C’est là un résultat considérable. Le système nerveux, a dit l’illustre auteur du Règne animal, est, pour ainsi dire, l’animal tout entier. Nous sommes loin d’accepter cette doctrine dans toute sa rigueur. Cependant nous ne saurions refuser une importance extrême à l’appareil qui, chez les êtres les plus élevés, distribue la vie à toutes les parties de l’organisme. L’absence de cet appareil est pour nous un fait grave qui met, pour ainsi dire, dans une catégorie à part, les animaux chez qui elle a été définitivement constatée ; seulement le nombre de ces derniers est assez restreint.

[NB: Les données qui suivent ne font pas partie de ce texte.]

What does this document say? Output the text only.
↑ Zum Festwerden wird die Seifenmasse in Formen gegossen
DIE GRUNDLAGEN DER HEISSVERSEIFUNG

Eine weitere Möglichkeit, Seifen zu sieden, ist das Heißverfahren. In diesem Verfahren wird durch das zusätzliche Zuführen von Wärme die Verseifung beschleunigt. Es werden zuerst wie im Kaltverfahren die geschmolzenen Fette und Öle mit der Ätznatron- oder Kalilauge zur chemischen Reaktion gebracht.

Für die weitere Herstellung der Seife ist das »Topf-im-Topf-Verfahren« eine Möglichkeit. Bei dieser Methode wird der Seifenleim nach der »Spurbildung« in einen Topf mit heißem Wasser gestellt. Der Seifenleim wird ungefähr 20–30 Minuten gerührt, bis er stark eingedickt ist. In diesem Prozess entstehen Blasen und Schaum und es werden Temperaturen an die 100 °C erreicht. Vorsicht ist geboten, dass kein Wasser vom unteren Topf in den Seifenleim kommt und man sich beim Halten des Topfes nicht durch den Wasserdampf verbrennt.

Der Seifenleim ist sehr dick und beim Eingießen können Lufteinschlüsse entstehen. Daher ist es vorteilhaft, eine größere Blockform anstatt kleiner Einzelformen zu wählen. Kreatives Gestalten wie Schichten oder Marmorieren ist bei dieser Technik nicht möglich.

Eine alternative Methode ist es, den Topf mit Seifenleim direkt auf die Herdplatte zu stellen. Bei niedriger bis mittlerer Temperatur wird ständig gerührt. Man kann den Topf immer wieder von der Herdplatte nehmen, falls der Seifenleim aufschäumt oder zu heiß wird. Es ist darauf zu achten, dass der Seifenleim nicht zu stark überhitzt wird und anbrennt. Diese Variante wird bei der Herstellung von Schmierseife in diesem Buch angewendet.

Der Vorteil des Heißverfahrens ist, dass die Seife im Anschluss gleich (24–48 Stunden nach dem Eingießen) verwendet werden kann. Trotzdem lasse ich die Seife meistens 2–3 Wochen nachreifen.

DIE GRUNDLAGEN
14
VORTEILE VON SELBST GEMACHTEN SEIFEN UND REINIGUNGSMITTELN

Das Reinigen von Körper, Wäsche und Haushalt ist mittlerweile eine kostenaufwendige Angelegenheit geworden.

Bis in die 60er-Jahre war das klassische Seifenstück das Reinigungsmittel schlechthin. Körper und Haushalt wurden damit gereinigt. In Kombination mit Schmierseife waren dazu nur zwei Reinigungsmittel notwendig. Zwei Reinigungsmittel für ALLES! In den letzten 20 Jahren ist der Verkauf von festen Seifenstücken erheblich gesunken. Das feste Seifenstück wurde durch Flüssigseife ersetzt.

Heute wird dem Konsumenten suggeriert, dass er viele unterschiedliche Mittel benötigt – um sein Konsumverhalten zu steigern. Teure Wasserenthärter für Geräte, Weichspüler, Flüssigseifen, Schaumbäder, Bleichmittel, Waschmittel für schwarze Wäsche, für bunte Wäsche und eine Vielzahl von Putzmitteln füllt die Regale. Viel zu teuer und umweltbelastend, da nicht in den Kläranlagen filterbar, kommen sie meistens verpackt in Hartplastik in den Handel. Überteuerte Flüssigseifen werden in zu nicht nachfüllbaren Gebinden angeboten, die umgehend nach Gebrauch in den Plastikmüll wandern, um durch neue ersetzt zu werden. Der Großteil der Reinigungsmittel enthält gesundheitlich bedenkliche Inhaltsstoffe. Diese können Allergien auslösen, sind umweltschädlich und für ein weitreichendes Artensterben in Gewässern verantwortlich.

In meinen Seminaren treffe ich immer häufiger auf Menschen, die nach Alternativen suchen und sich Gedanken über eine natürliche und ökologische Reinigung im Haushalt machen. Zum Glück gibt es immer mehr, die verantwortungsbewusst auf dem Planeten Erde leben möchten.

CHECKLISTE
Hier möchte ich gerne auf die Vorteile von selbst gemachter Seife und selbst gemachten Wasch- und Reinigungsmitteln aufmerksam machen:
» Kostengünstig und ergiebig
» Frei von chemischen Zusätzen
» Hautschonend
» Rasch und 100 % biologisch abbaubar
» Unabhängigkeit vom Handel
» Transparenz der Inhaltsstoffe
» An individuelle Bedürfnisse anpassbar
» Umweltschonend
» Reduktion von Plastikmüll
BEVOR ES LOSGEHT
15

A mesure qu’on étudie attentivement les animaux les plus dégradés en apparence, on reconnaît que cet appareil existe dans le plus grand nombre. Déjà Cuvier l’admettait chez les animaux classés par lui dans les trois premiers embranchemens ; il le niait ou le regardait comme à peu près nul chez tous les rayonnés. Depuis quelques années, MM. Tiedmann, Costa, Krohn, en ont démontré l’existence dans le groupe des échinodermes dont font partie les étoiles de mers MM. Ehrenberg, Milne Edwards, l’ont décrit chez les acalèphes, qui renferment les méduses et les béroés ; nous-même l’avons retrouvé chez les némertes et les planaires, animaux qui tiennent de très près à certains intestinaux, quoique vivant en pleine eau. Une bonne moitié au moins des rayonnés et tous les vers possèdent donc des nerfs aussi bien que les animaux supérieurs.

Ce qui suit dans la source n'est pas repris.